Women have been oppressed for years, taught they are insufficient and even undesirable. People in our culture frequently have a prejudiced view of women as a result of indoctrination. Sexism and patriarchy frequently obscure people’s judgment, hurting both men and women. From being ignorant to the problems women confront to being tone-deaf to their demands, sexism and patriarchy can obscure people’s judgment. Women are socialized to feel that they are a burden from an early age. Women are treated with apathy and denied their rights in patriarchal societies. Women are continuing their fight against patriarchy and sexism. The situation has altered since the Indian Constitution was enacted.

Constitutional Framework
The Indian Constitution not only guarantees women’s equality, but also authorizes the government to implement measures of positive discrimination in their favor to mitigate the accumulated socioeconomic, educational, and political disadvantages they experience. Fundamental rights include, among other things, ensuring equality before the law and equal protection under the law; prohibiting discrimination against any citizen based on religion, race, caste, sex, or place of birth; and ensuring equal job opportunities for all people. The Constitution’s Articles 14, 15, 15(3), 16, 39(a), 39(b), 39(c), and 42 are particularly important in this respect.

State Initiatives for Women
• Reservation for Women in Local Self Government- The 73rd Constitutional Amendment Acts passed in 1992 by Legislature guarantee one-third of the entire seats for ladies in altogether chosen offices in local bodies whether in rural zones or urban zones.
• The National Plan of Action for The Girl Child (1991-2000)- The idea of Action is to guarantee survival, protection, and progress of the girl child with the decisive objective of structuring an enhanced future for the girl child.
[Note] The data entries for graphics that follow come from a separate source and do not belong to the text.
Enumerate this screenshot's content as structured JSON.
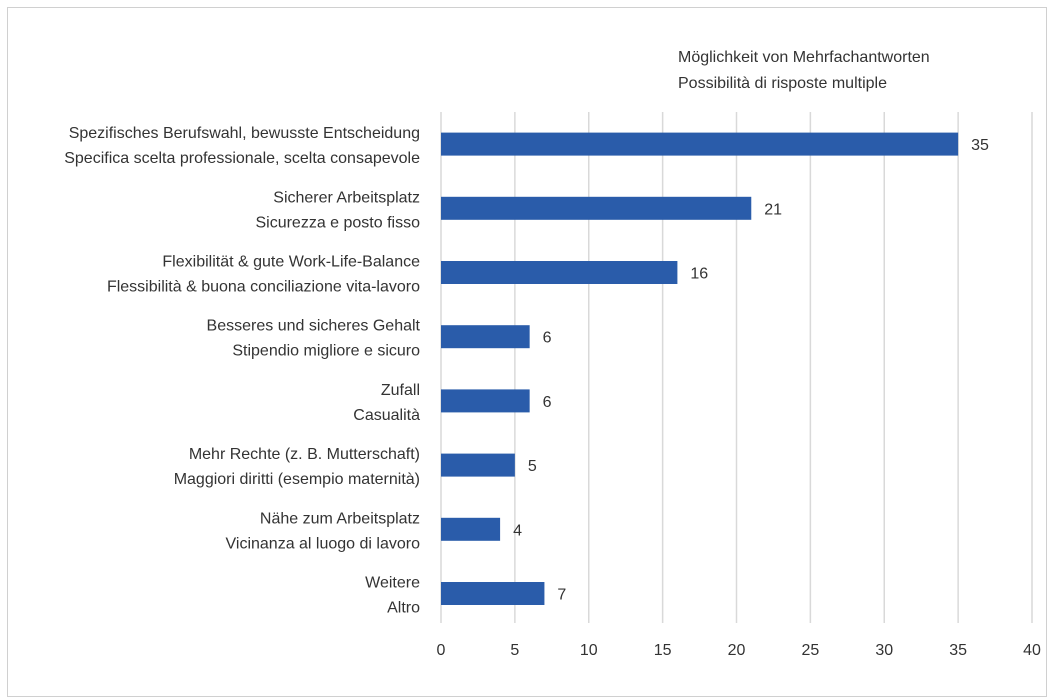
{
  "chart_data": {
    "type": "bar",
    "orientation": "horizontal",
    "note_lines": [
      "Möglichkeit von Mehrfachantworten",
      "Possibilità di risposte multiple"
    ],
    "categories": [
      [
        "Spezifisches Berufswahl, bewusste Entscheidung",
        "Specifica scelta professionale, scelta consapevole"
      ],
      [
        "Sicherer Arbeitsplatz",
        "Sicurezza e posto fisso"
      ],
      [
        "Flexibilität & gute Work-Life-Balance",
        "Flessibilità & buona conciliazione vita-lavoro"
      ],
      [
        "Besseres und sicheres Gehalt ",
        "Stipendio migliore e sicuro"
      ],
      [
        "Zufall",
        "Casualità"
      ],
      [
        "Mehr Rechte (z. B. Mutterschaft)",
        "Maggiori diritti (esempio maternità)"
      ],
      [
        "Nähe zum Arbeitsplatz",
        "Vicinanza al luogo di lavoro"
      ],
      [
        "Weitere",
        "Altro"
      ]
    ],
    "values": [
      35,
      21,
      16,
      6,
      6,
      5,
      4,
      7
    ],
    "value_labels": [
      "35",
      "21",
      "16",
      "6",
      "6",
      "5",
      "4",
      "7"
    ],
    "xlim": [
      0,
      40
    ],
    "xticks": [
      0,
      5,
      10,
      15,
      20,
      25,
      30,
      35,
      40
    ],
    "grid": "vertical",
    "bar_color": "#2a5caa",
    "grid_color": "#d9d9d9"
  }
}
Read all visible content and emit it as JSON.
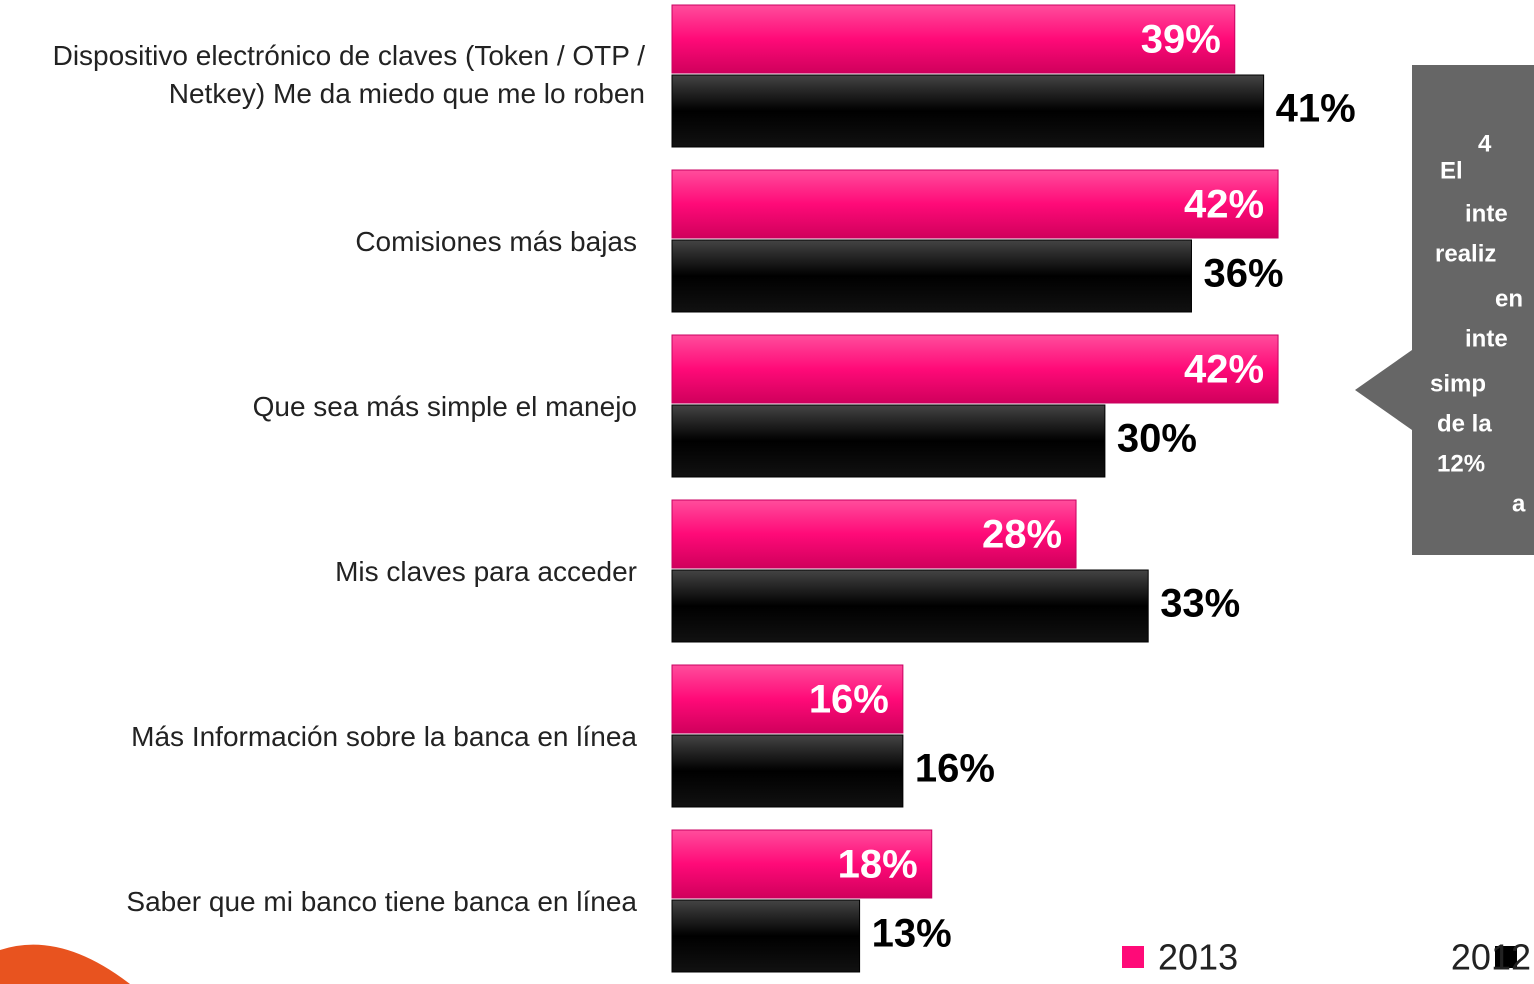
{
  "chart_data": {
    "type": "bar",
    "orientation": "horizontal",
    "categories": [
      "Dispositivo electrónico de claves (Token / OTP / Netkey) Me da miedo que me lo roben",
      "Comisiones más bajas",
      "Que sea más simple el manejo",
      "Mis claves para acceder",
      "Más Información sobre la banca en línea",
      "Saber que mi banco tiene banca en línea"
    ],
    "series": [
      {
        "name": "2013",
        "color": "#ff0a78",
        "values": [
          39,
          42,
          42,
          28,
          16,
          18
        ],
        "value_labels": [
          "39%",
          "42%",
          "42%",
          "28%",
          "16%",
          "18%"
        ]
      },
      {
        "name": "2012",
        "color": "#000000",
        "values": [
          41,
          36,
          30,
          33,
          16,
          13
        ],
        "value_labels": [
          "41%",
          "36%",
          "30%",
          "33%",
          "16%",
          "13%"
        ]
      }
    ],
    "callout": [
      "El",
      "4",
      "inte",
      "realiz",
      "en",
      "inte",
      "simp",
      "de la",
      "12%",
      "a"
    ]
  }
}
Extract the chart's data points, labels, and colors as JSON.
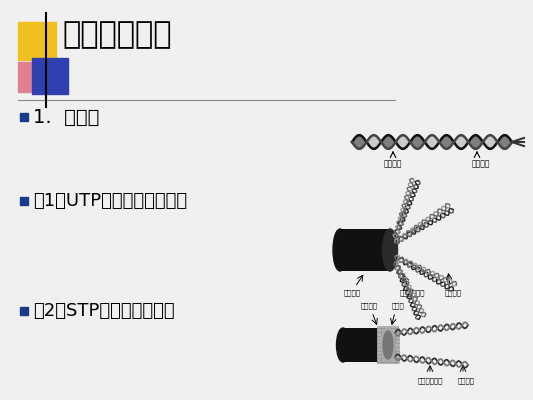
{
  "bg_color": "#f0f0f0",
  "title": "二、传输介质",
  "title_fontsize": 22,
  "title_color": "#000000",
  "subtitle1": "1.  双绞线",
  "subtitle1_fontsize": 14,
  "item1": "（1）UTP（非屏蔽双绞线）",
  "item1_fontsize": 13,
  "item2": "（2）STP（屏蔽双绞线）",
  "item2_fontsize": 13,
  "bullet_color": "#1a3a8a",
  "accent_yellow": "#f0c020",
  "accent_pink": "#e08090",
  "accent_blue": "#3040b0",
  "label1a": "绝缘外皮",
  "label1b": "铜芯导体",
  "label2a": "塑料护套",
  "label2b": "色码绝缘线对",
  "label2c": "铜芯导体",
  "label3a": "塑料护套",
  "label3b": "屏蔽层",
  "label3c": "色码绝缘外皮",
  "label3d": "铜芯导体"
}
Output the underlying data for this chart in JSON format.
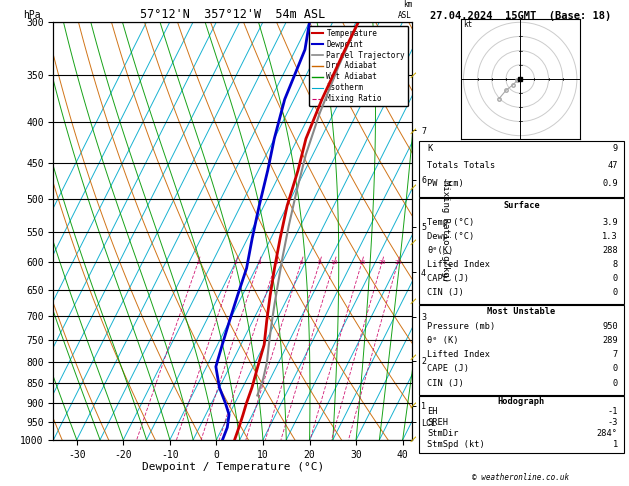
{
  "title_left": "57°12'N  357°12'W  54m ASL",
  "title_right": "27.04.2024  15GMT  (Base: 18)",
  "xlabel": "Dewpoint / Temperature (°C)",
  "pressure_levels": [
    300,
    350,
    400,
    450,
    500,
    550,
    600,
    650,
    700,
    750,
    800,
    850,
    900,
    950,
    1000
  ],
  "pressure_labels": [
    "300",
    "350",
    "400",
    "450",
    "500",
    "550",
    "600",
    "650",
    "700",
    "750",
    "800",
    "850",
    "900",
    "950",
    "1000"
  ],
  "km_labels": [
    "7",
    "6",
    "5",
    "4",
    "3",
    "2",
    "1",
    "LCL"
  ],
  "km_pressures": [
    410,
    473,
    541,
    617,
    701,
    796,
    907,
    950
  ],
  "x_ticks": [
    -30,
    -20,
    -10,
    0,
    10,
    20,
    30,
    40
  ],
  "x_min": -35,
  "x_max": 42,
  "temp_profile_T": [
    -14.5,
    -14.4,
    -14.0,
    -13.2,
    -11.5,
    -10.0,
    -8.0,
    -6.0,
    -4.0,
    -2.0,
    0.0,
    1.0,
    2.0,
    2.5,
    3.0,
    3.5,
    3.9
  ],
  "temp_profile_p": [
    300,
    325,
    375,
    420,
    460,
    510,
    560,
    610,
    660,
    710,
    760,
    810,
    860,
    900,
    930,
    965,
    1000
  ],
  "dewp_profile_T": [
    -25,
    -23,
    -22,
    -20,
    -18,
    -16,
    -14,
    -12,
    -11,
    -10,
    -9,
    -8,
    -5,
    -2,
    0,
    1,
    1.3
  ],
  "dewp_profile_p": [
    300,
    325,
    375,
    420,
    460,
    510,
    560,
    610,
    660,
    710,
    760,
    810,
    860,
    900,
    930,
    965,
    1000
  ],
  "parcel_T": [
    -14.5,
    -14.0,
    -13.0,
    -11.5,
    -9.5,
    -7.5,
    -5.5,
    -3.5,
    -2.0,
    -0.5,
    1.0,
    2.5,
    3.5,
    4.0
  ],
  "parcel_p": [
    300,
    340,
    390,
    440,
    490,
    540,
    590,
    640,
    680,
    720,
    760,
    800,
    840,
    880
  ],
  "color_temp": "#cc0000",
  "color_dewp": "#0000cc",
  "color_parcel": "#888888",
  "color_dry_adiabat": "#cc6600",
  "color_wet_adiabat": "#009900",
  "color_isotherm": "#00aacc",
  "color_mixing": "#cc0066",
  "color_background": "#ffffff",
  "mixing_ratio_values": [
    1,
    2,
    3,
    4,
    6,
    8,
    10,
    15,
    20,
    25
  ],
  "p_min": 300,
  "p_max": 1000,
  "skew_factor": 45,
  "stats_K": 9,
  "stats_TT": 47,
  "stats_PW": 0.9,
  "stats_Temp": 3.9,
  "stats_Dewp": 1.3,
  "stats_theta_e": 288,
  "stats_LI": 8,
  "stats_CAPE": 0,
  "stats_CIN": 0,
  "stats_MU_P": 950,
  "stats_MU_theta_e": 289,
  "stats_MU_LI": 7,
  "stats_MU_CAPE": 0,
  "stats_MU_CIN": 0,
  "stats_EH": -1,
  "stats_SREH": -3,
  "stats_StmDir": "284°",
  "stats_StmSpd": 1,
  "wind_barb_color": "#ccaa00"
}
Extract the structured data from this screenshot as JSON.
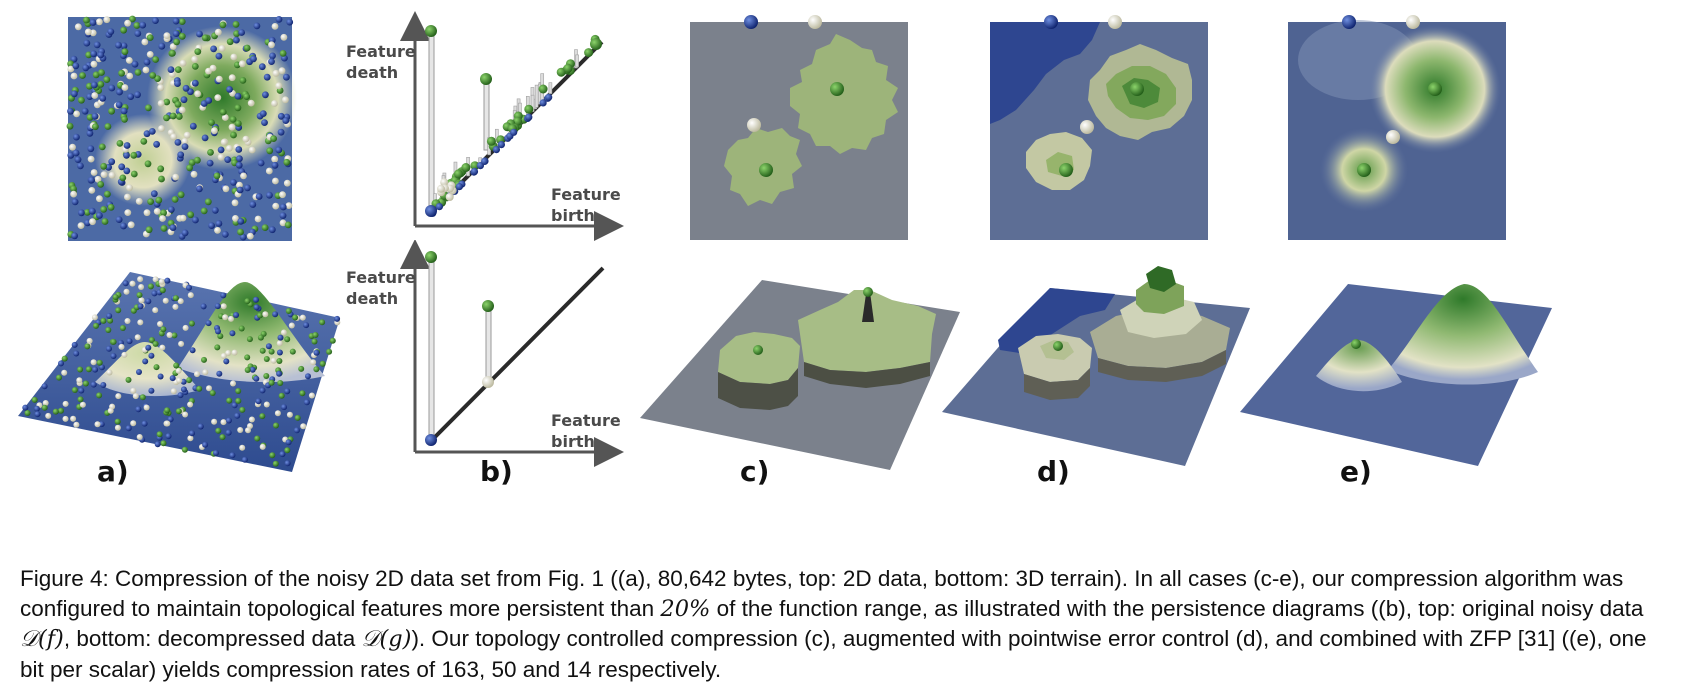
{
  "panels": {
    "a": {
      "label": "a)"
    },
    "b": {
      "label": "b)",
      "y_label_top": "Feature",
      "y_label_bottom": "death",
      "x_label_top": "Feature",
      "x_label_bottom": "birth"
    },
    "c": {
      "label": "c)"
    },
    "d": {
      "label": "d)"
    },
    "e": {
      "label": "e)"
    }
  },
  "caption": {
    "part1": "Figure 4: Compression of the noisy 2D data set from Fig. 1 ((a), 80,642 bytes, top: 2D data, bottom: 3D terrain). In all cases (c-e), our compression algorithm was configured to maintain topological features more persistent than ",
    "percent": "20%",
    "part2": " of the function range, as illustrated with the persistence diagrams ((b),  top: original noisy data ",
    "diag_f": "𝒟(f)",
    "part3": ", bottom: decompressed data ",
    "diag_g": "𝒟(g)",
    "part4": ").  Our topology controlled compression (c), augmented with pointwise error control (d), and combined with ZFP [31] ((e), one bit per scalar) yields compression rates of 163, 50 and 14 respectively."
  },
  "colors": {
    "navy": "#1f3a8a",
    "green": "#3d7a2a",
    "cream": "#e8e4c6",
    "slate": "#7a8290",
    "blue_slate": "#5b6d96"
  }
}
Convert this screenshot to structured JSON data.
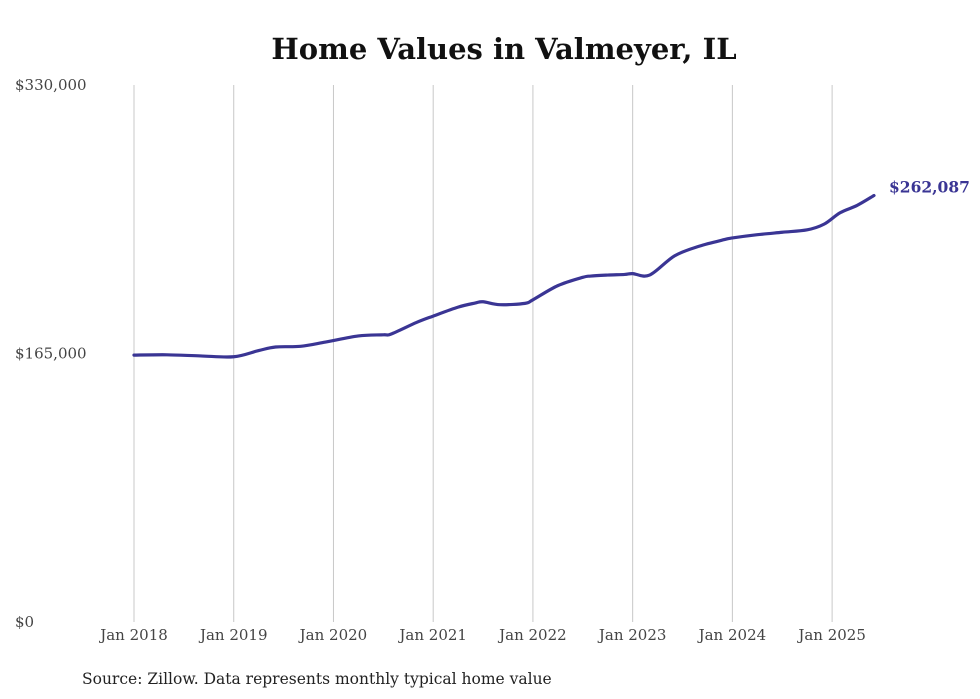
{
  "colors": {
    "line": "#3a3594",
    "grid": "#c8c8c8",
    "text": "#444444"
  },
  "source": "Source: Zillow. Data represents monthly typical home value",
  "chart_data": {
    "type": "line",
    "title": "Home Values in Valmeyer, IL",
    "xlabel": "",
    "ylabel": "",
    "ylim": [
      0,
      330000
    ],
    "xlim": [
      2018.0,
      2025.42
    ],
    "y_ticks": [
      {
        "value": 0,
        "label": "$0"
      },
      {
        "value": 165000,
        "label": "$165,000"
      },
      {
        "value": 330000,
        "label": "$330,000"
      }
    ],
    "x_ticks": [
      {
        "value": 2018,
        "label": "Jan 2018"
      },
      {
        "value": 2019,
        "label": "Jan 2019"
      },
      {
        "value": 2020,
        "label": "Jan 2020"
      },
      {
        "value": 2021,
        "label": "Jan 2021"
      },
      {
        "value": 2022,
        "label": "Jan 2022"
      },
      {
        "value": 2023,
        "label": "Jan 2023"
      },
      {
        "value": 2024,
        "label": "Jan 2024"
      },
      {
        "value": 2025,
        "label": "Jan 2025"
      }
    ],
    "end_label": "$262,087",
    "series": [
      {
        "name": "Typical home value",
        "x": [
          2018.0,
          2018.33,
          2018.67,
          2019.0,
          2019.25,
          2019.42,
          2019.67,
          2019.92,
          2020.25,
          2020.5,
          2020.58,
          2020.83,
          2021.0,
          2021.25,
          2021.42,
          2021.5,
          2021.67,
          2021.92,
          2022.0,
          2022.25,
          2022.5,
          2022.58,
          2022.75,
          2022.92,
          2023.0,
          2023.17,
          2023.42,
          2023.67,
          2023.92,
          2024.0,
          2024.25,
          2024.5,
          2024.75,
          2024.92,
          2025.08,
          2025.25,
          2025.42
        ],
        "values": [
          164000,
          164200,
          163500,
          163000,
          166800,
          169000,
          169400,
          172000,
          175800,
          176500,
          177000,
          184000,
          188000,
          193500,
          196000,
          196800,
          195000,
          195800,
          198000,
          206700,
          211800,
          212600,
          213200,
          213600,
          214100,
          213200,
          225000,
          231000,
          235000,
          236000,
          238000,
          239500,
          241000,
          244500,
          251500,
          256000,
          262087
        ]
      }
    ]
  }
}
• National Commission for Women- In January 1992, the Government structured this statutory body with a precise command to study and screen all substances concerning the constitutional and legal protection provided for women, review the existing legislation to recommend amendments wherever obligatory.

• National Policy for The Empowerment of Women, 2001- The Department of Women & Child Development in the Ministry of Human Resource Development has arranged a National Policy for the Empowerment of Women in the year 2001. This policy aims to raise awareness about the advancement, development, and empowerment of women.

Important Decision by Court
A landmark judgment in protecting women’s rights in the context of the family is the SC judgment in Vineeta Sharma vs. Rakesh Sharma (CIVIL APPEAL NO. DIARY NO.32601 OF 2018.) where the court held that daughters would have equal coparcenary rights in Hindu Undivided Family property (HUF) by their birth and could not be excluded from inheritance.

The Supreme Court also held in The Secretary, Ministry of Defence vs. Babita Puniya & Ors. (Civil Appeal Nos 9367-9369 of 2011.) that all women army officers are eligible for permanent commissions, allowing them to be in command roles. Women officers are now on par with their male counterparts when it comes to promotions, rank, benefits, and pensions, thereby fortifying their position in the Defense sector, an institution with rigid gender norms.

In Shayra Bano vs Union of India (Writ Petition (C) No. 118 of 2016.) case, the court declared that the practice of instant triple talaq (talaq-e-bidat) is against the basic tenets of the Quran. Talaq-e- bidat is a practice that gives a man the right to divorce his wife by uttering ‘talaq’ three times in one sitting, without his wife’s consent. The court directed the Centre to pass legislation in this regard.
The court framed detailed guidelines in the Vishakha vs. State of Rajasthan (AIR 1997 SC 3011.) case for employers to follow to provide a mechanism for redressal of grievances of employees. These guidelines were eventually formalized as legislation with the passing of The Sexual Harassment of Women at Workplace (Prevention, Prohibition and Redressal) Act, 2013, a vital law to protect millions of women who enter the country’s workforce every year.

The court also affirmed the right of a woman in exercising her sexual freedom in the personal sphere with the “Joseph Shine vs. Union of India (WRIT PETITION (CRIMINAL) NO. 194 OF 2017. ) judgment wherein the court placed its reliance on the right to privacy flowing from Article 21 and, declared as unconstitutional, Section 497 of the Indian Penal Code, which gives a husband the exclusive right to prosecute his wife’s lover even as similar rights were not conferred on a wife to prosecute the woman with whom her husband has committed adultery.

Every consortium must deal with social change since social circumstances never stay the same. If a social change occurs as a result of legislation or judicial exposition, it indicates a shift in the acceptable way of life, or maybe a better way of life. The laws and lives of a particular society are affected by changing forms; the law must keep up with the changing socio-economic trends and political movements of the society while keeping a particular balance between individual rights and responsibilities. As a result, law and equality present a potential force for achieving progressive social change.